Chris LEVOYAGEUR MUSE DU REGARD ÉTERNEL. TOME 1 Quête de l'infini 5

Quête de l'infini 5

Elle s’était vue en train de danser au centre de cette lumière, son corps se mouvant au rythme d’une musique qu’elle ne connaissait pas mais qui semblait inscrite dans ses os. À chaque mouvement, des fragments de la muse apparaissaient : un éclat d’œil ici, une main délicate là. Jenny avait tenté de les rassembler, de donner forme à cette entité insaisissable, mais à chaque fois qu’elle pensait réussir, tout s’évanouissait comme du sable entre ses doigts.


— « Elle ne veut pas qu’on la possède, » murmura Jenny en fixant la flamme vacillante de sa bougie. « Elle veut qu’on la suive, qu’on la comprenne… mais jamais qu’on l’enferme. »


Dans la vision de Bill Kal, la muse était une silhouette figée dans le marbre, parfaite et immuable. Tout autour, des blocs de pierre s’effondraient alors qu’il tentait désespérément de sculpter son image. Chaque coup de ciseau qu’il donnait semblait déformer davantage son œuvre, comme si la perfection qu’il recherchait s’éloignait à mesure qu’il s’acharnait.


Sa frustration s’était transformée en rage, et il avait fini par briser ses propres créations. Mais alors qu’il s’agenouillait parmi les débris, un murmure s’était élevé dans l’air, une voix douce et moqueuse à la fois.


— « La beauté n’est pas une prison, » avait-elle soufflé.


Cette phrase l’avait hanté depuis qu’il avait rouvert les yeux. Bill serra les poings en regardant la carte que Carthos Jo avait étalée.


— « Si elle refuse d’être capturée, alors je trouverai un moyen de dépasser ses règles. Elle n’a pas le droit de nous échapper éternellement. »


Christopher Mech n’avait pas vu de lumière ou de silhouette dans sa vision. Il s’était retrouvé dans un vide infini, entouré par une obscurité pesante. Pourtant, au centre de ce néant, une plume flottait, suspendue dans l’air. Il avait tenté de l’attraper, mais à chaque fois qu’il tendait la main, la plume s’éloignait, défiant toute logique.


Enfin, une voix grave et distante avait résonné.

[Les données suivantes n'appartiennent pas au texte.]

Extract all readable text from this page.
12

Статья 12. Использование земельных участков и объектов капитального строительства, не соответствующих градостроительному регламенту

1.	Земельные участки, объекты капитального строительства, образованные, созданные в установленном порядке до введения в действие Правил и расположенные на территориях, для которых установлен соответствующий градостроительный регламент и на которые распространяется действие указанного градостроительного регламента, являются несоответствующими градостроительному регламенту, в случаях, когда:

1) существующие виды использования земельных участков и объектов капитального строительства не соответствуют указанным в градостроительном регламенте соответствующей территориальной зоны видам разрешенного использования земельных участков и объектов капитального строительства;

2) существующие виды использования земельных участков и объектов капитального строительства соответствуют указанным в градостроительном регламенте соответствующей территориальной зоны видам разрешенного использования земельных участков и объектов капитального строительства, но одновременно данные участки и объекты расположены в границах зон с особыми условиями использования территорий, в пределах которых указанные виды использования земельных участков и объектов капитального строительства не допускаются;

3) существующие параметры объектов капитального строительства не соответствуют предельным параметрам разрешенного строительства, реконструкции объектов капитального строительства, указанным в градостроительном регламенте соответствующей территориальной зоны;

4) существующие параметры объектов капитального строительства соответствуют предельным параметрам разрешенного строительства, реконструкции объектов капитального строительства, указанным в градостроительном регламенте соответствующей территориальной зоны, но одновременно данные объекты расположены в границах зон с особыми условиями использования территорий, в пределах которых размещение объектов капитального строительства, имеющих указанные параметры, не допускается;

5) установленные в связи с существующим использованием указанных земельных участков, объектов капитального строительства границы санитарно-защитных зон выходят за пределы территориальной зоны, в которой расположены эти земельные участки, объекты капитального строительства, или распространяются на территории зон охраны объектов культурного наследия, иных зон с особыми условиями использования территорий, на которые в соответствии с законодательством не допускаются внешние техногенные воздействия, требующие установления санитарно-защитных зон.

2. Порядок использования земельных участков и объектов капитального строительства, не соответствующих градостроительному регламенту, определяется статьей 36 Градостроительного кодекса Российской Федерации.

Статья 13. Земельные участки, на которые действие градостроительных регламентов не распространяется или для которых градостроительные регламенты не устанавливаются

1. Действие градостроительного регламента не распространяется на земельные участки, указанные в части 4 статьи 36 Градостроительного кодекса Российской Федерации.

— « Pourquoi cherches-tu une vérité que tu refuses de croire ? »


Cette question l’avait laissé déstabilisé. Maintenant, dans la pièce, il masquait son trouble derrière son habituelle façade cynique.


— « Ce que j’ai vu n’était rien de plus qu’une illusion, » affirma-t-il, bien qu’une part de lui n’en soit pas si sûre.


Carthos Jo, lui, n’avait pas eu besoin de fermer les yeux pour ressentir la présence de la muse. Pour lui, elle était une vieille compagne, une ombre qui l’avait accompagné pendant des décennies sans jamais se révéler entièrement. Lors du rituel, il avait vu les fragments de sa propre vie défiler, entrelacés avec des éclats de lumière et de ténèbres.


Ce n’était pas une vision nouvelle, mais une confirmation : la muse était à la fois le guide et l’épreuve ultime.


— « Elle n’est pas une réponse, mais une question, » déclara-t-il en fixant les autres. « Ceux qui espèrent la posséder ou la comprendre entièrement se perdront. Elle n’existe que dans le regard de ceux qui osent la chercher. »


Léandre, quant à lui, n’avait pas seulement vu la muse. Il avait senti sa présence, presque tangible, comme une chaleur douce qui enveloppait son esprit. Lorsqu’il avait croisé son regard, il avait eu l’impression que le temps s’était arrêté, et qu’il était suspendu dans une vérité qu’il ne pouvait pas encore comprendre.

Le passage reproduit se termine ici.